Their new movie, THE FOUNTAIN, is a Centerpiece Gala Presentation at AFI FEST 2006 presented by Audi, screening November 11, 7:00 PM, at Grauman's Chinese Theater.
Oscar-nominated cinematographer Wally Pfister (C '88) (BATMAN BEGINS, MEMENTO) worked as a news and documentary cameraman for eight years, before he came to the Conservatory to make the jump to fiction.
"I was yearning to explore dramatic lighting, to be more creative in my work," says Pfister.
The respect for storytelling he learned at the Conservatory helped him make the jump he feels marked the turning point in his feature film career, his work on MEMENTO.

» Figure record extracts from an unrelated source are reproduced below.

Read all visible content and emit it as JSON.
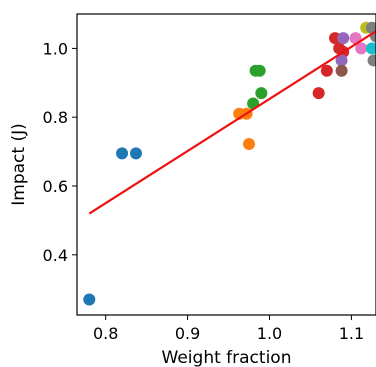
{
  "chart_data": {
    "type": "scatter",
    "title": "",
    "xlabel": "Weight fraction",
    "ylabel": "Impact (J)",
    "xlim": [
      0.765,
      1.13
    ],
    "ylim": [
      0.225,
      1.1
    ],
    "xticks": [
      0.8,
      0.9,
      1.0,
      1.1
    ],
    "yticks": [
      0.4,
      0.6,
      0.8,
      1.0
    ],
    "x_tick_labels": [
      "0.8",
      "0.9",
      "1.0",
      "1.1"
    ],
    "y_tick_labels": [
      "0.4",
      "0.6",
      "0.8",
      "1.0"
    ],
    "grid": false,
    "legend": "none",
    "points": [
      {
        "x": 0.78,
        "y": 0.27,
        "color": "#1f77b4"
      },
      {
        "x": 0.82,
        "y": 0.695,
        "color": "#1f77b4"
      },
      {
        "x": 0.837,
        "y": 0.695,
        "color": "#1f77b4"
      },
      {
        "x": 0.963,
        "y": 0.81,
        "color": "#ff7f0e"
      },
      {
        "x": 0.972,
        "y": 0.81,
        "color": "#ff7f0e"
      },
      {
        "x": 0.975,
        "y": 0.722,
        "color": "#ff7f0e"
      },
      {
        "x": 0.98,
        "y": 0.84,
        "color": "#2ca02c"
      },
      {
        "x": 0.983,
        "y": 0.935,
        "color": "#2ca02c"
      },
      {
        "x": 0.988,
        "y": 0.935,
        "color": "#2ca02c"
      },
      {
        "x": 0.99,
        "y": 0.87,
        "color": "#2ca02c"
      },
      {
        "x": 1.06,
        "y": 0.87,
        "color": "#d62728"
      },
      {
        "x": 1.07,
        "y": 0.935,
        "color": "#d62728"
      },
      {
        "x": 1.08,
        "y": 1.03,
        "color": "#d62728"
      },
      {
        "x": 1.085,
        "y": 1.0,
        "color": "#d62728"
      },
      {
        "x": 1.09,
        "y": 0.99,
        "color": "#d62728"
      },
      {
        "x": 1.088,
        "y": 0.965,
        "color": "#9467bd"
      },
      {
        "x": 1.09,
        "y": 1.03,
        "color": "#9467bd"
      },
      {
        "x": 1.088,
        "y": 0.935,
        "color": "#8c564b"
      },
      {
        "x": 1.105,
        "y": 1.03,
        "color": "#e377c2"
      },
      {
        "x": 1.112,
        "y": 1.0,
        "color": "#e377c2"
      },
      {
        "x": 1.118,
        "y": 1.06,
        "color": "#bcbd22"
      },
      {
        "x": 1.125,
        "y": 1.06,
        "color": "#7f7f7f"
      },
      {
        "x": 1.132,
        "y": 1.06,
        "color": "#7f7f7f"
      },
      {
        "x": 1.13,
        "y": 1.035,
        "color": "#7f7f7f"
      },
      {
        "x": 1.127,
        "y": 0.965,
        "color": "#7f7f7f"
      },
      {
        "x": 1.125,
        "y": 1.0,
        "color": "#17becf"
      }
    ],
    "fit_line": {
      "x": [
        0.78,
        1.13
      ],
      "y": [
        0.52,
        1.05
      ],
      "color": "#ee1111"
    }
  }
}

"Other people had turned it down," remembers Pfister. "I saw what was unique about it, why it was interesting. I knew I wanted to be involved at any cost."
No matter how much the content and technology may change, "in the end it still comes down to storytelling on screen," says Pfister.
Since 1969, AFI Cinematography graduates have won four Academy Awards and 11 nominations. Seventeen alumni have been invited into the prestigious American Society of Cinematographers.
In 2005, Robert Elswit, ASC (C '77) and Wally Pfister, ASC (C '88) were honored for their outstanding achievements with nominations by both the Academy and the American Society of Cinematographers for GOOD NIGHT, AND GOOD LUCK and BATMAN BEGINS, respectively.
And Fellow Brian Burgoyne (C '05) won the ASC's Jordan Cronenweth Student Heritage Award for his thesis film, THE RED VEIL.